Banda Aceh (ANTARA) - Peneliti Paleotsunami dari Universitas Syiah Kuala (USK) Banda Aceh Prof Nazli Ismail menemukan bukti tsunami purba atau yang telah terjadi sebelum tsunami 2004 di pesisir Aceh Besar.

"Penemuan di Lamreh Aceh Besar ada yang paling dekat, yakni terjadi sekitar 50 tahun lalu," kata Prof Nazli Ismail di Banda Aceh, Selasa.

Guru Besar Bidang Geofisika USK itu menyampaikan berdasarkan penggalian yang dilakukan di wilayah barat Aceh Besar, yakni Pulot dan Seungko Meulat ditemukan banyak sekeuns tsunami-tsunami sebelum 2004, yakni sekitar 400-600 tahun lalu.

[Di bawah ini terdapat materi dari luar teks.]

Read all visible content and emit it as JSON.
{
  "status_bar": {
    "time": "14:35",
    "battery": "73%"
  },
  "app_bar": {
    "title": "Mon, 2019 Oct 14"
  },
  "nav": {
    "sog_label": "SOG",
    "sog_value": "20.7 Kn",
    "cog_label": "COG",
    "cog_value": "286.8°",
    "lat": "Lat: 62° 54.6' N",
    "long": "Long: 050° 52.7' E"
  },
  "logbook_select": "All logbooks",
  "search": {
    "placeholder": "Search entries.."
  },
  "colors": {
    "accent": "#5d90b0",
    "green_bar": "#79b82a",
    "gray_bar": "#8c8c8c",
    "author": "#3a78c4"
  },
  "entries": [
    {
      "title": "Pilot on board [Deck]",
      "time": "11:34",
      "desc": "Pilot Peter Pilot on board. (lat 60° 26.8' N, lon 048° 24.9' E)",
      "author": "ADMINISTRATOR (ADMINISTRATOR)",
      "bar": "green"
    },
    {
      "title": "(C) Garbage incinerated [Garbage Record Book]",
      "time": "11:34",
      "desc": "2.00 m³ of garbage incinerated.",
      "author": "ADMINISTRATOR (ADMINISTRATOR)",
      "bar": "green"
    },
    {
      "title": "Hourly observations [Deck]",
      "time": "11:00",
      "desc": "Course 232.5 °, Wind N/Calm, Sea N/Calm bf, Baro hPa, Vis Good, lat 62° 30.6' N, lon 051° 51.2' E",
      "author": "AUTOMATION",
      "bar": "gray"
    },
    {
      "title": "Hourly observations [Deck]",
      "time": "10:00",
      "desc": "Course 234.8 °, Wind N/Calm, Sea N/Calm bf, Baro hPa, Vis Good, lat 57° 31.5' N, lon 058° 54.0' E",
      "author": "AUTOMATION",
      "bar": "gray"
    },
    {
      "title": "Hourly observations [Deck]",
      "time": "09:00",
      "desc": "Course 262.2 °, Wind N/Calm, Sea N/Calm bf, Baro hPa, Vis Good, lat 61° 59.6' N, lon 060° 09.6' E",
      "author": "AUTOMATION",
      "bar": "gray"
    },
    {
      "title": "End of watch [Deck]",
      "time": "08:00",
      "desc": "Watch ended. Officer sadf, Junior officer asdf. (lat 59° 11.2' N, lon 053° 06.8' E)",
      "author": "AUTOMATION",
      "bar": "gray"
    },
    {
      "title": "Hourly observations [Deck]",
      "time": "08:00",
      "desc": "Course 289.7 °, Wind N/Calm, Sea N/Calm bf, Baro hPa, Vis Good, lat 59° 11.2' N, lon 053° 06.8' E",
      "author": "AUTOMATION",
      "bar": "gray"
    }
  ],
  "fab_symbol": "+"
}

Baca juga: Bupati Aceh Barat: Peringatan 18 tahun tsunami motivasi untuk bangkit

Selain di Pulot dan Seungko Meulat, bukti paleotsunami juga ditemukan di goa tsunami yang ada di Lhong. Lalu, ditemukan tsunami purba yang tidak ada dalam catatan sejarah dengan rentang waktu tidak teratur, ada yang ribuan dan ratusan tahun lalu.

Tidak hanya itu, ketika ekstensi paleotsunami diperluas lagi ke Ujong Pancu sampai Lamreh, ditemukan dua bukti paleotsunami melalui sedimen yang terdapat di keramik China dan batu nisan yang diketahui ada pada masa Kerajaan Lamuri.

"Ketika dilakukan penggalian lagi, ditemukan dua kali kejadian tsunami purba pada rentang waktu 1300-1400 M," ujarnya.

Penelitian itu, kata dia, bagian dari pengkajian jejak sedimen tsunami purba sepanjang pantai barat Sumatera untuk memperkuat lesson learn pengurangan risiko bencana tsunami bagi masyarakat pesisir bekerja sama dengan Nanyang Technological University, Singapura.

"Ini menjadi rekonstruksi paleotsunami komprehensif pertama di sepanjang garis pantai Sumatera mulai dari Aceh sampai Bengkulu," katanya.

Rekonstruksi tsunami itu, jelas dia, dilakukan melalui tahapan analisis citra satelit untuk identifikasi lokasi pengendapan di oxbow lake, laut, dan coastal.

Kemudian, juga dilakukan coring untuk dapat sampling, analisis x-ray flourescence (XRF), serta penentuan umur dari organisme yang ada di dalam sedimen.

Selanjutnya, dilakukan analisis butir untuk mengidentifikasi endapan sedimen dan analisis foraminifera (pasir laut yang dikonfirmasi, termasuk spesies perairan dalam yang menunjukkan adanya tsunami).

"Analisis foraminifera itu menjadi indikator yang cukup penting untuk menganalisis sedimen tsunami, kita bisa kenal sumber gempa yang menyebabkan tsunami," ujarnya.

Baca juga: Nelayan Aceh tak melaut pada setiap Peringatan Tsunami 26 Desember

Baca juga: Museum Tsunami Aceh edukasi kebencanaan lewat pameran diorama


Penelitian yang dilakukan sejak tahun 2010 itu, tidak hanya menemukan jejak sedimen paleotsunami, tetapi juga menemukan sumber tsunami pada 2004 yang ternyata berada di megathrust zona subduksi di wilayah barat Sumatera, dan berada di antara Pulau Sumatera dengan Andaman.

"Megathrust itu tidak hanya aktif di Andaman dan Sumatera saja, tetapi juga sepanjang barat Sumatera," katanya.

Karena itu, Prof Nazli menyimpulkan bahwa bencana tsunami merupakan bencana yang berulang dan menjadi peringatan bagi masyarakat bahwa bencana tsunami bisa datang kapan saja, sehingga harus selalu siaga terhadap potensi yang ada.

"Hal yang paling penting bukan menghindar dari potensi tsunami, tetapi memberi pengetahuan agar masyarakat paham dan dapat siap siaga ketika terjadi bencana," kata Prof Nazli.